# A graph-based clustering problem

I have a graph in which each node is associated with a time stamp. I have around 15-20 nodes associated with each time stamp.

The edges are not weighted & there cannot be an edge between nodes which share a timestamp.

I'd like to find connected components of the graph but with the additional constraint that each discovered component can contain at most one node from each timestep.

I can easily find connected components using networkx in Python, but I'm not sure of the best way to enforce the constraint. Often the connected components contain multiple nodes with the same timestamp.
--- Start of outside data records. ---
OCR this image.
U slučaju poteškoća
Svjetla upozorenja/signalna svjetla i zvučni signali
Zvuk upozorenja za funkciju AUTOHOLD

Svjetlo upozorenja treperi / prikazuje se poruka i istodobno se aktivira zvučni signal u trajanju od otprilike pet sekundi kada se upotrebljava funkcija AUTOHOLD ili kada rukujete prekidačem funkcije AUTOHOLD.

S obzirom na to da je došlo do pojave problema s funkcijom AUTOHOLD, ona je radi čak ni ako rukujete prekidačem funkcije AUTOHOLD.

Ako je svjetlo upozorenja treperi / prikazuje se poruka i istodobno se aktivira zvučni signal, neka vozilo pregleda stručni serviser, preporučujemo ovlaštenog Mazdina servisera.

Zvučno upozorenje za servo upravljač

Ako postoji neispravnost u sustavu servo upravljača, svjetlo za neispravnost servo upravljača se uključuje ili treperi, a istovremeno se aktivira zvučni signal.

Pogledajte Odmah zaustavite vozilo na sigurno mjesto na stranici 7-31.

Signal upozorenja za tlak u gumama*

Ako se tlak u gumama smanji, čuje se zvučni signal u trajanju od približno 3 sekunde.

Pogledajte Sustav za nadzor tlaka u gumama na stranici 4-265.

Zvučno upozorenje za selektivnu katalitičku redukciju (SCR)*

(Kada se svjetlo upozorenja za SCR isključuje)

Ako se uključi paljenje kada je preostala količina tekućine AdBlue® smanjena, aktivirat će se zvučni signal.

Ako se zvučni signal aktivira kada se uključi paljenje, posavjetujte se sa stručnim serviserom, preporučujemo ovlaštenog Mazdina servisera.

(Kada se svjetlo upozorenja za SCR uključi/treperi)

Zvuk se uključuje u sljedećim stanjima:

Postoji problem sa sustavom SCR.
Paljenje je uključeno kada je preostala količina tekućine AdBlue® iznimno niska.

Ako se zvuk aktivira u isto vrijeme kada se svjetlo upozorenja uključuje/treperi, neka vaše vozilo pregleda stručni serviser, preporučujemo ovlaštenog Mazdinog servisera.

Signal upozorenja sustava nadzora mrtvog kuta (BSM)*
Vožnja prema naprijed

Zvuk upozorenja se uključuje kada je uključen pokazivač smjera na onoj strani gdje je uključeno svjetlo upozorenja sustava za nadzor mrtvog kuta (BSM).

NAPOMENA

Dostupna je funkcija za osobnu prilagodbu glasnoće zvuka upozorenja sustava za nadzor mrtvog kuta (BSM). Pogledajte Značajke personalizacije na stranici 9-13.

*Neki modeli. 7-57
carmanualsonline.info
It feels like the best way to proceed is to treat each connected component as a subgraph and try to find an optimal way of removing edges to enforce the constraint. I want to remove the fewest possible edges such that the constraint is satisfied.

I'm not quite sure how to do that. Any help would be much appreciated.

EDIT:

Here is an example of the subgraph for the largest connected component

It's the edges in the middle that are causing the problem. I essentially want to find the edges to remove which optimally break off the branches, which each contain at most one node from each timestep.

EDIT 2:

I tried a greedy approach whereby I score each edge according to the total number of constraint violations if that edge is removed. I then remove the edge that leads to the greatest improvement. I do this until there are no constraint violations left. It doesn't even get close to the solution I'm looking for. I end up removing almost all of the edges.

• With the extra constrain, the connected components are not unique. I assume you want to get the minimum number of connected components (i.e. dont split the graph to too many small components)? Or what metrics, if any, you want to optimize? Commented Feb 4, 2020 at 15:44
• Yes that's right. I want to remove the smallest number of edges such that the constraint is met, or alternatively obtain the smallest possible number of new components such that the constraint is met. If there are still multiple equally 'good' solutions, I'm happy to pick one at random or come up with some other heuristic to choose between the options.
– Will
Commented Feb 4, 2020 at 15:50